Cancer immunotherapy shows limited efficacy against many solid tumors that originate from epithelial tissues, including triple-negative breast cancer (TNBC). We identify the SOX4 transcription factor as an important resistance mechanism to T cell-mediated cytotoxicity for TNBC cells. Mechanistic studies demonstrate that inactivation of SOX4 in tumor cells increases the expression of genes in a number of innate and adaptive immune pathways important for protective tumor immunity. Expression of SOX4 is regulated by the integrin αvβ6 receptor on the surface of tumor cells, which activates TGFβ from a latent precursor. An integrin αvβ6/8-blocking monoclonal antibody (mAb) inhibits SOX4 expression and sensitizes TNBC cells to cytotoxic T cells. This integrin mAb induces a substantial survival benefit in highly metastatic murine TNBC models poorly responsive to PD-1 blockade. Targeting of the integrin αvβ6-TGFβ–SOX4 pathway therefore provides therapeutic opportunities for TNBC and other highly aggressive human cancers of epithelial origin.

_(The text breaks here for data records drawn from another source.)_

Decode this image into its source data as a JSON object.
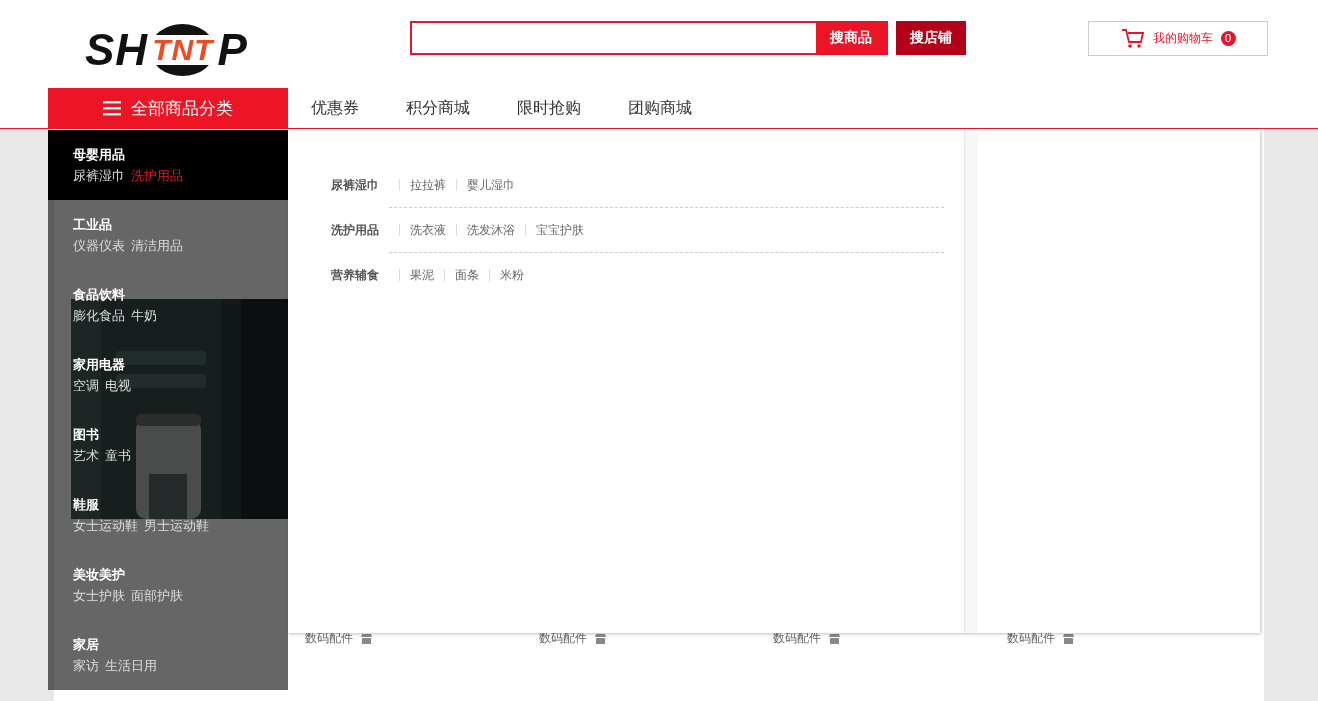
{
  "logo": {
    "parts": [
      "SH",
      "TNT",
      "P"
    ]
  },
  "search": {
    "buttons": [
      "搜商品",
      "搜店铺"
    ]
  },
  "cart": {
    "label": "我的购物车",
    "count": "0"
  },
  "nav": {
    "all_categories": "全部商品分类",
    "links": [
      "优惠券",
      "积分商城",
      "限时抢购",
      "团购商城"
    ]
  },
  "categories": [
    {
      "name": "母婴用品",
      "selected": true,
      "subs": [
        {
          "label": "尿裤湿巾",
          "selected": false
        },
        {
          "label": "洗护用品",
          "selected": true
        }
      ]
    },
    {
      "name": "工业品",
      "selected": false,
      "subs": [
        {
          "label": "仪器仪表",
          "selected": false
        },
        {
          "label": "清洁用品",
          "selected": false
        }
      ]
    },
    {
      "name": "食品饮料",
      "selected": false,
      "subs": [
        {
          "label": "膨化食品",
          "selected": false
        },
        {
          "label": "牛奶",
          "selected": false
        }
      ]
    },
    {
      "name": "家用电器",
      "selected": false,
      "subs": [
        {
          "label": "空调",
          "selected": false
        },
        {
          "label": "电视",
          "selected": false
        }
      ]
    },
    {
      "name": "图书",
      "selected": false,
      "subs": [
        {
          "label": "艺术",
          "selected": false
        },
        {
          "label": "童书",
          "selected": false
        }
      ]
    },
    {
      "name": "鞋服",
      "selected": false,
      "subs": [
        {
          "label": "女士运动鞋",
          "selected": false
        },
        {
          "label": "男士运动鞋",
          "selected": false
        }
      ]
    },
    {
      "name": "美妆美护",
      "selected": false,
      "subs": [
        {
          "label": "女士护肤",
          "selected": false
        },
        {
          "label": "面部护肤",
          "selected": false
        }
      ]
    },
    {
      "name": "家居",
      "selected": false,
      "subs": [
        {
          "label": "家访",
          "selected": false
        },
        {
          "label": "生活日用",
          "selected": false
        }
      ]
    }
  ],
  "panel": {
    "groups": [
      {
        "title": "尿裤湿巾",
        "links": [
          "拉拉裤",
          "婴儿湿巾"
        ]
      },
      {
        "title": "洗护用品",
        "links": [
          "洗衣液",
          "洗发沐浴",
          "宝宝护肤"
        ]
      },
      {
        "title": "营养辅食",
        "links": [
          "果泥",
          "面条",
          "米粉"
        ]
      }
    ]
  },
  "product_tags": [
    "数码配件",
    "数码配件",
    "数码配件",
    "数码配件"
  ]
}
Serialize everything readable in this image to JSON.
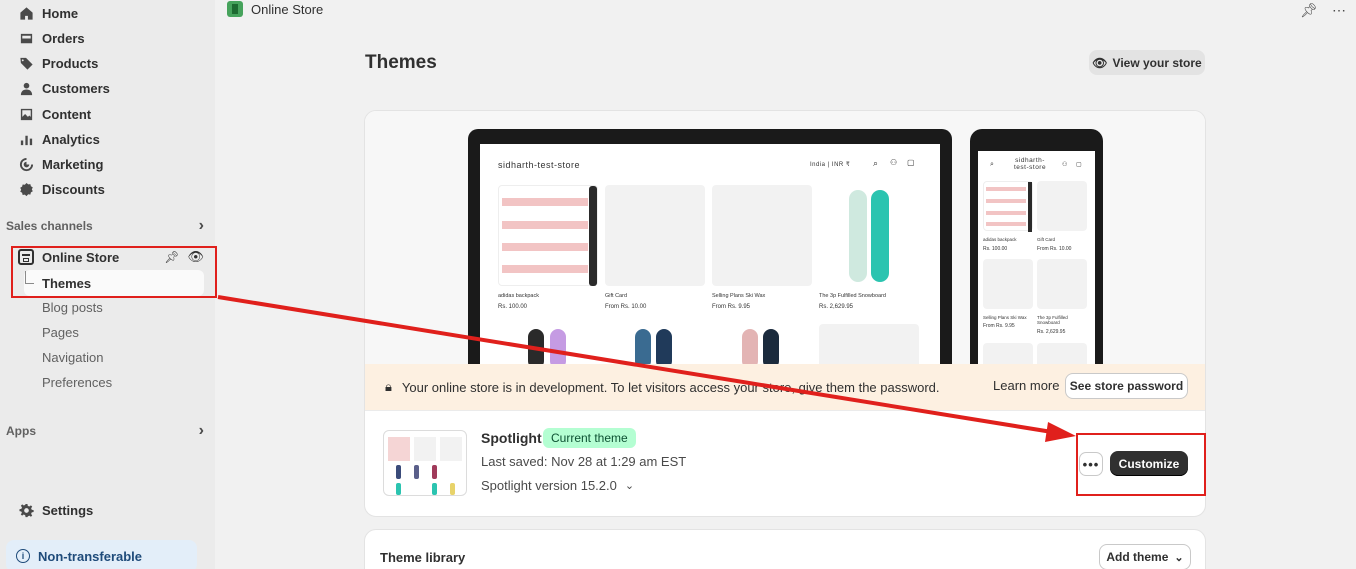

癌症免疫疗法对许多源自上皮组织的实体瘤（包括三阴性乳腺癌 (TNBC)）的疗效有限。我们将 SOX4 转录因子确定为 T 细胞介导的 TNBC 细胞细胞毒性的重要抗性机制。机制研究表明，肿瘤细胞中 SOX4 的失活增加了许多对保护性肿瘤免疫很重要的先天性和适应性免疫途径中基因的表达。SOX4 的表达由肿瘤细胞表面的整合素 αvβ6 受体调节，该受体从潜在的前体激活 TGFβ。一种整合素 αvβ6/8 阻断单克隆抗体 (mAb) 可抑制 SOX4 表达并使 TNBC 细胞对细胞毒性 T 细胞敏感。这种整合素 mAb 在对 PD-1 阻断反应不佳的高转移性鼠 TNBC 模型中诱导显着的生存益处。因此，靶向整合素 αvβ6-TGFβ-SOX4 通路为 TNBC 和其他高度侵袭性的人类上皮来源癌症提供了治疗机会。